Climate change efforts linked to increased energy efficiency

This is why simple retrofit projects are often more practical than major renovations for commercial buildings.

Though the development of new energy supply technologies is likely to positively impact climate change efforts, a new report outlined how there may be a more effective way to counter the problem of waste and overuse of energy resources.

According to Phys.org, a new study published by Nature Magazine showed that twice as much effort is spent on developing new energy supply technologies than is being directed toward improving the efficiency with which the resources are being used.

Dr. Charlie Wilson, co-author of the study and professor at the Tyndall Centre for Climate Change Research at UEA, noted that the perception of the best ways to control climate change is often too far-reaching.

"About two-thirds of all public innovation efforts are directed toward energy supply technologies. It is vital that innovations in renewable energy supply continue, but the imbalance in spending needs to be redressed urgently to mitigate climate change," Wilson said in the report. "Evidence strongly suggests that energy end-use and efficiency currently stand as the most effective ways to mitigate climate change."

Perception is everything when it comes to acquiring funding, and the idea of a revolutionary technological advance is often more attractive than talking about efficiency. The study looked to highlight how this is the main problem and impediment to progress in the energy industry, according to Phys.org.

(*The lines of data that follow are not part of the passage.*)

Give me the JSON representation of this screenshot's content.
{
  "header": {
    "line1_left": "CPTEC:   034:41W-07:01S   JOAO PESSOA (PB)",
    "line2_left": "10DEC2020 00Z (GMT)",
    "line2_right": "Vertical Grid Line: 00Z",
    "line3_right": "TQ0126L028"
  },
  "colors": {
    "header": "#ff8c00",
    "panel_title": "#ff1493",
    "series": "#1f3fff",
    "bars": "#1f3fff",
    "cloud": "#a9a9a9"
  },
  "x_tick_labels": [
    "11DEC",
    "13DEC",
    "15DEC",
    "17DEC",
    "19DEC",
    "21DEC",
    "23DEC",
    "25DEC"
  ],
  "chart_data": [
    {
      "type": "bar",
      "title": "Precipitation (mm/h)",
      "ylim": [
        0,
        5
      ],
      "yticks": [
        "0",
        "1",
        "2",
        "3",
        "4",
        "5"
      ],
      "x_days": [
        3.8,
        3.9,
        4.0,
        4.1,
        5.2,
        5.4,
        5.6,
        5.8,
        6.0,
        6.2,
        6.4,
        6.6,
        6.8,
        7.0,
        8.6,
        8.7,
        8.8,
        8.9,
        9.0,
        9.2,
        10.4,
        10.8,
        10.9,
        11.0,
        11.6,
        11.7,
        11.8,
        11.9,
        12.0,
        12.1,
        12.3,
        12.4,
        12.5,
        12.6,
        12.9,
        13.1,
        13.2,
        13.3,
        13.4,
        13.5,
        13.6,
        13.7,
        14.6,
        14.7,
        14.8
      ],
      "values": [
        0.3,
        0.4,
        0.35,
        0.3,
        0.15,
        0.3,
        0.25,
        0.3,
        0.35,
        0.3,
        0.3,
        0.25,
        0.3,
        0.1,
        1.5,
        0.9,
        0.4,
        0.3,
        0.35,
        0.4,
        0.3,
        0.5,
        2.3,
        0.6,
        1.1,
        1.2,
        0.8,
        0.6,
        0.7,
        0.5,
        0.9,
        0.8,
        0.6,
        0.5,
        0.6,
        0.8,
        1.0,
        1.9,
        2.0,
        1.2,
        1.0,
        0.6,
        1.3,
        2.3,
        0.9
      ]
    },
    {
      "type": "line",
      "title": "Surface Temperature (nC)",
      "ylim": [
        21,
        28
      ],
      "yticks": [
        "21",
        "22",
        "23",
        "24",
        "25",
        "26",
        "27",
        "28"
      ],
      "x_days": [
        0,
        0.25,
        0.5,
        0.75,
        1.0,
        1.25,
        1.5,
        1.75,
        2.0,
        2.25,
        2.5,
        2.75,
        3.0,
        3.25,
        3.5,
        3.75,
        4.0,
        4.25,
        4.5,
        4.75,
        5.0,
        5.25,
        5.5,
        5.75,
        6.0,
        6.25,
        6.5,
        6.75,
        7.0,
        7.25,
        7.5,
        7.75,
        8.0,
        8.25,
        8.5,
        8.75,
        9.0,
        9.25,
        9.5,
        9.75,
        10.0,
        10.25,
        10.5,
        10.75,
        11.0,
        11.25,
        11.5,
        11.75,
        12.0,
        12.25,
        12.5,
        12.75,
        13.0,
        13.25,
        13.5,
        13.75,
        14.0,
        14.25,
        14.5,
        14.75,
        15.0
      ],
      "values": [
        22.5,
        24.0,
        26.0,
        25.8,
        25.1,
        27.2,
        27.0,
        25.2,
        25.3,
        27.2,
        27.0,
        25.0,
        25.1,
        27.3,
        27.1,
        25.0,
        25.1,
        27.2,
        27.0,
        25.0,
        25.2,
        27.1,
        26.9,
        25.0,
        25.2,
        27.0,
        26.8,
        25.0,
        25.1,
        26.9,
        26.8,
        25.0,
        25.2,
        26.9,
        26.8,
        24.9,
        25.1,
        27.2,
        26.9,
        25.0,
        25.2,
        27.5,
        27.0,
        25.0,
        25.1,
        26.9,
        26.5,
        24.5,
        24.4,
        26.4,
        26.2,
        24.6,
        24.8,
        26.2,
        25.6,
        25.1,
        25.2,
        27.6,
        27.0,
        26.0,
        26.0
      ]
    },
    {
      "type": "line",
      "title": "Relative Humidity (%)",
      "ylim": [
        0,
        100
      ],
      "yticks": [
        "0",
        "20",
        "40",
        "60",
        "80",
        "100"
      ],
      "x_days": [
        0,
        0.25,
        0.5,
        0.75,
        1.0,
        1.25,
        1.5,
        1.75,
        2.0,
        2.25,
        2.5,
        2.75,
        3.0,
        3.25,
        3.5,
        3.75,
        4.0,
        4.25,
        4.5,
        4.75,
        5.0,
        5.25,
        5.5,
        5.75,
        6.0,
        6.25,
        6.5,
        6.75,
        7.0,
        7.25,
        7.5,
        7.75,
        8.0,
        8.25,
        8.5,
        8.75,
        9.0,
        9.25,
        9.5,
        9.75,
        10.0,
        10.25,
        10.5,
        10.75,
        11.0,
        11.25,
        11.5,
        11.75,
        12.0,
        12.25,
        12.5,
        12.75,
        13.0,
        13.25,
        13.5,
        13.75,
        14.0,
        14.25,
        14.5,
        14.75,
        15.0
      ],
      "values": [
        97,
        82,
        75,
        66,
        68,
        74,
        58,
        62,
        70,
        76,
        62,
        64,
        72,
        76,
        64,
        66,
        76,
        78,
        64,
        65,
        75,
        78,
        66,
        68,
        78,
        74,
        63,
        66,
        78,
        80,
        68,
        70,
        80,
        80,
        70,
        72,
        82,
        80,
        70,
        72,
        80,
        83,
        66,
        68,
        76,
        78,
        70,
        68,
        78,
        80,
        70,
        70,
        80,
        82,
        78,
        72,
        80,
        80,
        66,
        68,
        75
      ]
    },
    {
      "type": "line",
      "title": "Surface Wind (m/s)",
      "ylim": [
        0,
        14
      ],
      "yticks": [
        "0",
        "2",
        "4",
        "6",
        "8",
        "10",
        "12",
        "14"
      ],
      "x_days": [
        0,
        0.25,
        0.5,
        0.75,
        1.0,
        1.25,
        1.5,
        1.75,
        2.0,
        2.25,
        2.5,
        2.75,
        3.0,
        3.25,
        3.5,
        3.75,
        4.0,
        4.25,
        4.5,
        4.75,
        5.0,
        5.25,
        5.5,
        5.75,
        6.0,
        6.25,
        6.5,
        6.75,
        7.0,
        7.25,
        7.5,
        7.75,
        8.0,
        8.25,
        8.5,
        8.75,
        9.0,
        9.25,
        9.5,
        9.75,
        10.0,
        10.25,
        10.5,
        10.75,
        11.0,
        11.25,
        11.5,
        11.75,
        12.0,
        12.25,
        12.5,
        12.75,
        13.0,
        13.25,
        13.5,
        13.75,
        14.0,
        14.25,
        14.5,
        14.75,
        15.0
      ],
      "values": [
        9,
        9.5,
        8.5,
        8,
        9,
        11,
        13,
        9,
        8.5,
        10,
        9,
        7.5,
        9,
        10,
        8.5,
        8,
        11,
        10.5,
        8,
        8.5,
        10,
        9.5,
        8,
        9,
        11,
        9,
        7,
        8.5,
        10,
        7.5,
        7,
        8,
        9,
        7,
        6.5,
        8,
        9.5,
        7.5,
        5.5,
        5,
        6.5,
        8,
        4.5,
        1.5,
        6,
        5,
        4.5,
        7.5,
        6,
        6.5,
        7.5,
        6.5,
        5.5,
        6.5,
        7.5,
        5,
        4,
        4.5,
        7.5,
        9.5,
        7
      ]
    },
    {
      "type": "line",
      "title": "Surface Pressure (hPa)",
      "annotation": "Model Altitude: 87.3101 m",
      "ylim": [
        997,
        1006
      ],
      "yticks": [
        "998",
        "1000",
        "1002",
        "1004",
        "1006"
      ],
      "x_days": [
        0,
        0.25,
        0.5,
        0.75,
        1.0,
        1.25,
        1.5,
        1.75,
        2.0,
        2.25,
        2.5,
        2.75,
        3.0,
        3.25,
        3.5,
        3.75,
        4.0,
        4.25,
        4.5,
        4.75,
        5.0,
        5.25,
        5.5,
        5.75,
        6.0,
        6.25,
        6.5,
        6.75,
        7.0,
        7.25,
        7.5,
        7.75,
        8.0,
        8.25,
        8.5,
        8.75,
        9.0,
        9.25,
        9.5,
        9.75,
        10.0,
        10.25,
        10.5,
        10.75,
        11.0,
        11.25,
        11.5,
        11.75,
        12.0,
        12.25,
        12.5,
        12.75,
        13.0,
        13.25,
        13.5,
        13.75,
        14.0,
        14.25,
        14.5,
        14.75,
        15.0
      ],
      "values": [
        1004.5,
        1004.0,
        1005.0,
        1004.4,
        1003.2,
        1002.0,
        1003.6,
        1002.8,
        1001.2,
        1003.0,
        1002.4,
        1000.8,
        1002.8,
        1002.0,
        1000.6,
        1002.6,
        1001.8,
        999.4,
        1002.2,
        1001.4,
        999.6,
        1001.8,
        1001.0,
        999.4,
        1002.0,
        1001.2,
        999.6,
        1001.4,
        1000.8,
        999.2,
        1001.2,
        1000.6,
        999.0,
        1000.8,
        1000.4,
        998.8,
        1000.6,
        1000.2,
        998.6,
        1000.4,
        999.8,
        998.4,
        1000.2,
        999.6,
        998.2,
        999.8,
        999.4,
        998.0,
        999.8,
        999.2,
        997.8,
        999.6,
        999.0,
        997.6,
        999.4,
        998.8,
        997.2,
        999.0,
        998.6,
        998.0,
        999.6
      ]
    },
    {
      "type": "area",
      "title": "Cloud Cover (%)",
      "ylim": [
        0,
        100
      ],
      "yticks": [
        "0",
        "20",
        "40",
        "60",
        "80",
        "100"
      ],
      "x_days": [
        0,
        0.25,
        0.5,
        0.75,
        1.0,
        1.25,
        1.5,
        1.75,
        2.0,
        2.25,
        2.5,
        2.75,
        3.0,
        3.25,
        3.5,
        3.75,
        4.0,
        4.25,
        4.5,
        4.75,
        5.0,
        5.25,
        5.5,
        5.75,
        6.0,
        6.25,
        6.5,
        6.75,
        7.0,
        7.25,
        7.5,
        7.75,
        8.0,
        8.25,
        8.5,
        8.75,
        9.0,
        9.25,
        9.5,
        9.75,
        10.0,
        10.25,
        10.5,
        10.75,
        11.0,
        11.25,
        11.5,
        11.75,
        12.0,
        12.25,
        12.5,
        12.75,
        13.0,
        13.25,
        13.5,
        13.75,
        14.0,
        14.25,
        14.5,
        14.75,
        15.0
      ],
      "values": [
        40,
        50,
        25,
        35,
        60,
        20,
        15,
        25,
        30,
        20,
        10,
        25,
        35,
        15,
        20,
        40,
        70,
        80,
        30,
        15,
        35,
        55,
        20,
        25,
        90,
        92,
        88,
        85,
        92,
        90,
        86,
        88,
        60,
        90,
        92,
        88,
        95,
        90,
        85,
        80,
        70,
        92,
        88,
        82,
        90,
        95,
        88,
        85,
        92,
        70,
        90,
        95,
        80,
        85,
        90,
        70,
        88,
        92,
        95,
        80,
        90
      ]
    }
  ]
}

"Efficiency gets short shrift in both public energy research and development, and in private market investments alike," said co-author of the study, Professor Arnulf Grubler of the International Institute for Applied Systems Analysis. "In contrast, improvements in technologies like domestic appliances and more energy-efficient transport are underrepresented given their potential for mitigating climate change."

This is why simple retrofit projects are often more practical than major renovations for commercial buildings. Attacking the problem at its source is a better way to deal with energy issues than tearing down a structure and starting over.

Efforts like the Energy Efficient Buildings Hub (EEB Hub) are hoping that the commercial real estate sector will begin to reflect these type of efficiency based changes. Retrofitting a building is something that helps to save money and resources, and companies and the environment can both benefit from the changes to the industry.

Since the global power demand grows at an annual pace of 2.8 percent, according to an article in The National, it may be more relevant to adjust existing structures to limit consumption levels than to just construct new structures.